El embajador mira a su hija como si le estuviese hablando en una jerga incomprensible. Sólo parece reaccionar cuando Jon agarra a su guardaespaldas por debajo de la axila y le empuja hacia la puerta.

—Antonia, te recuerdo que estáis en territorio soberano del Reino Unido. No tenéis jurisdicción aquí —alega el embajador.

—Puede ser que la detención no sea válida —dice Antonia, encogiéndose de hombros—. Incluso que tu gobierno no renuncie a la inmunidad diplomática para el señor Chase, según el convenio entre nuestros países. Pero para entonces ya nos habrá contado todo lo que queremos saber. Y saldrá en todos los periódicos.

Sir Peter mira a Chase, que con todos sus músculos de soldado de élite parece un peluche en manos de Jon Gutiérrez.

—No puedes hacer esto.

—Yo tengo quién me proteja —dice Antonia, señalando a su compañero—. Tú, no.

El embajador frunce los labios ante la pulla de su hija.

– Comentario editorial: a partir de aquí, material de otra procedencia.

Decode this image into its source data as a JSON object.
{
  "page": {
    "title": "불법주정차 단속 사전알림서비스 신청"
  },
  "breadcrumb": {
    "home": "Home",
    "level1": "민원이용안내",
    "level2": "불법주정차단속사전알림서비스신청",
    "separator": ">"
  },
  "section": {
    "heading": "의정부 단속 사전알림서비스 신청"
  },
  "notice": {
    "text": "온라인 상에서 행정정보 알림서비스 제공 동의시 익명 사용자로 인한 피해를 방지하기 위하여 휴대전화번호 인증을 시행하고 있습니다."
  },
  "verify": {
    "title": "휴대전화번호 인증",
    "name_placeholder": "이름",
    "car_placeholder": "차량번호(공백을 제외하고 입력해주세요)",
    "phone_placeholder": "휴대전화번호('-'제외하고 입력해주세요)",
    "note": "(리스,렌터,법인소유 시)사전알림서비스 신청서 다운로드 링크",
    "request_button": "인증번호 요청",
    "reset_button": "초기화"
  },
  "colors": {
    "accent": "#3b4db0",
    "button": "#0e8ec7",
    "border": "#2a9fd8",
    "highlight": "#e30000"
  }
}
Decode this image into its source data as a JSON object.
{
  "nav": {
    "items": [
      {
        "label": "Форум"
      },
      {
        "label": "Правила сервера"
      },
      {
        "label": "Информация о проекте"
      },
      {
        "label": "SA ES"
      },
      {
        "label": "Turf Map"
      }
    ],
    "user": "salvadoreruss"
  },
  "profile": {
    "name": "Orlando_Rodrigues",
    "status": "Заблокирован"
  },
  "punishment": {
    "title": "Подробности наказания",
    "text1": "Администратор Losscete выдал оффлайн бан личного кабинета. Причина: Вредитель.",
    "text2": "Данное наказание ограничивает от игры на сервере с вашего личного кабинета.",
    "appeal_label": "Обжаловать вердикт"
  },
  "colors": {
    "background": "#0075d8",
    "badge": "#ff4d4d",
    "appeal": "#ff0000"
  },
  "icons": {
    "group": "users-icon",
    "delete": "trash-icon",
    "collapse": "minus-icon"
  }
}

—Quizás deberíamos hablar en un sitio más tranquilo.

19
Un despacho

Hace casi quince años, el gobierno británico decidió vender por cincuenta millones de euros el enorme edificio que le servía de sede en el barrio de Almagro, en el que llevaba cuatro décadas, y trasladarse a unas oficinas ultramodernas que ocupaban las plantas diecisiete a veintiuna de Torre Espacio. La compra de la nueva sede y su aprovisionamiento había sido dirigida por el propio sir Peter, con la promesa —en plena recesión económica— de que la operación no le costaría ni una libra al gobierno de Su Majestad.